We may also share data:

  • When required by law, court order, or governmental authority;
  • To enforce our Terms of Service or protect the rights, property, or safety of Simplist, our users, or the public;
  • In connection with a business transaction (e.g. merger, acquisition), with appropriate safeguards.

8. International Data Transfers

Some of our infrastructure and providers may be located outside your country, including outside the EU/EEA. When personal data is transferred internationally, we rely on:

  • European Commission adequacy decisions, where applicable;
  • Standard Contractual Clauses (SCCs) or equivalent contractual safeguards;
  • Provider commitments to GDPR-level protections and security practices.

9. Your Rights

If you are in the EU/EEA or a jurisdiction with similar privacy laws, you may have the following rights:

  • Access: request a copy of the personal data we hold about you and information on how it is used.
  • Rectification: correct inaccurate or incomplete personal data (you can also update many details in your account settings).
  • Erasure: request deletion of your personal data where we are not required to keep it by law (for example, by deleting your account).
  • Restriction: ask us to restrict processing while a dispute or request is being resolved.
  • Portability: request your data in a structured, commonly used, machine-readable format.
  • Objection: object to processing based on our legitimate interests, in certain circumstances.
  • Withdrawal of consent: where processing is based on your consent, withdraw consent at any time (without affecting prior lawful processing).

To exercise these rights, contact us at privacy@simplist.blog. We may need to verify your identity before acting on your request.

You also have the right to lodge a complaint with your local data protection authority. In France, this is the CNIL.

10. Security Measures

We implement technical and organizational measures to protect your data, including:

  • Transport-layer encryption (HTTPS/TLS) for all dashboard and API traffic;
  • Secure password hashing and secret storage;
  • Access controls on databases and infrastructure;
  • Rate-limiting and bot detection on public APIs;
  • Regular security updates, dependency management, and monitoring.

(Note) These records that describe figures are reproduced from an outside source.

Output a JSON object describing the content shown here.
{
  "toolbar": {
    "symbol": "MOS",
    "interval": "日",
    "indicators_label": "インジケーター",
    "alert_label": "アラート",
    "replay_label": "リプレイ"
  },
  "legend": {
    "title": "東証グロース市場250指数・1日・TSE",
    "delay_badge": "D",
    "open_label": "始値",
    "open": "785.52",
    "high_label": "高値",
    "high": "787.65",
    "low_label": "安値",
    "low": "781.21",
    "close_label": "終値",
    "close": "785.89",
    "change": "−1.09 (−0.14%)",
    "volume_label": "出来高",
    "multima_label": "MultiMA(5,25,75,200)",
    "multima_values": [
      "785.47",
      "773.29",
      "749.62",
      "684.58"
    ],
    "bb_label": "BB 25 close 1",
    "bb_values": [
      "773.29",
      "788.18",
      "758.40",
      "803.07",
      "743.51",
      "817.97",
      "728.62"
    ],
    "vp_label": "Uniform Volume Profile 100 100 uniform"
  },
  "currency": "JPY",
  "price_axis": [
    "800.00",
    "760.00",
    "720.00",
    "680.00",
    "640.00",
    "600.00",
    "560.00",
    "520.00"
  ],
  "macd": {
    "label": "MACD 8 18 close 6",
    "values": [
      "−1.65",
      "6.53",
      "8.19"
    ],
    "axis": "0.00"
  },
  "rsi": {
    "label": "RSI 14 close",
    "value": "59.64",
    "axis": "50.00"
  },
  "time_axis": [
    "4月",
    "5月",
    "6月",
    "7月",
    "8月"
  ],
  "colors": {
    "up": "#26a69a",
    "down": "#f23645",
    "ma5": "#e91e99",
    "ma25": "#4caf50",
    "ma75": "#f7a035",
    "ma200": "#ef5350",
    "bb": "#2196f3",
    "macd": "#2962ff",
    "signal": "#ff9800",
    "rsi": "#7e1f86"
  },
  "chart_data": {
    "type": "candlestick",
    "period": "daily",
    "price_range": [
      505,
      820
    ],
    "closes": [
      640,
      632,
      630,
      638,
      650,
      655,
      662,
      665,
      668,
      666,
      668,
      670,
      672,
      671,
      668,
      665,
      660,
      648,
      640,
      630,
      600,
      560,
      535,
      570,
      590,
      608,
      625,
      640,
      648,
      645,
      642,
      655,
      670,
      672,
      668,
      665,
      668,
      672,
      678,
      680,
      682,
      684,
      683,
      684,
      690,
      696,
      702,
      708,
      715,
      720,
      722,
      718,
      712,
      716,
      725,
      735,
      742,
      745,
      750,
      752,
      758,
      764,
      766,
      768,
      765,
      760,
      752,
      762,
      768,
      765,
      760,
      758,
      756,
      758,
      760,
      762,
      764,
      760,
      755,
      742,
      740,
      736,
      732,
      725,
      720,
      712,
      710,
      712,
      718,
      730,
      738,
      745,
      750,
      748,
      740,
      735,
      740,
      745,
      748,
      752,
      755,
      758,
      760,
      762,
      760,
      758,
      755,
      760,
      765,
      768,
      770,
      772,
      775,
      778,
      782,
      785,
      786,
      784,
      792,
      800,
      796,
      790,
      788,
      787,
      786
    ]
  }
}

No system is perfectly secure. If we become aware of a personal data breach that is likely to result in a high risk to your rights and freedoms, we will notify you and the relevant authorities in accordance with legal requirements.

11. Cookies and Similar Technologies

Simplist uses limited first-party cookies and browser storage to provide essential functionality such as login sessions, CSRF protection, and basic UI preferences. We do not use third-party advertising cookies.

For more details about the cookies we set and how to manage them, please see our Cookie Policy.

12. Children's Privacy

The Service is not intended for children under 16. We do not knowingly collect personal data from children under 16. If you believe a child has created an account, please contact us so we can investigate and take appropriate action.

13. Changes to This Privacy Policy

We may update this Privacy Policy from time to time. When we make material changes, we will update the "Last Updated" date at the top of this page and may also notify you via email or in-app notifications.

Your continued use of the Service after the changes take effect constitutes your acceptance of them.

14. Contact

If you have any questions, concerns, or requests regarding this Privacy Policy or your personal data, please contact:

Data Controller:
Gaëtan HUSZOVITS
Email: privacy@simplist.blog

For additional legal information, see our Terms of Service and GDPR & Data Protection pages.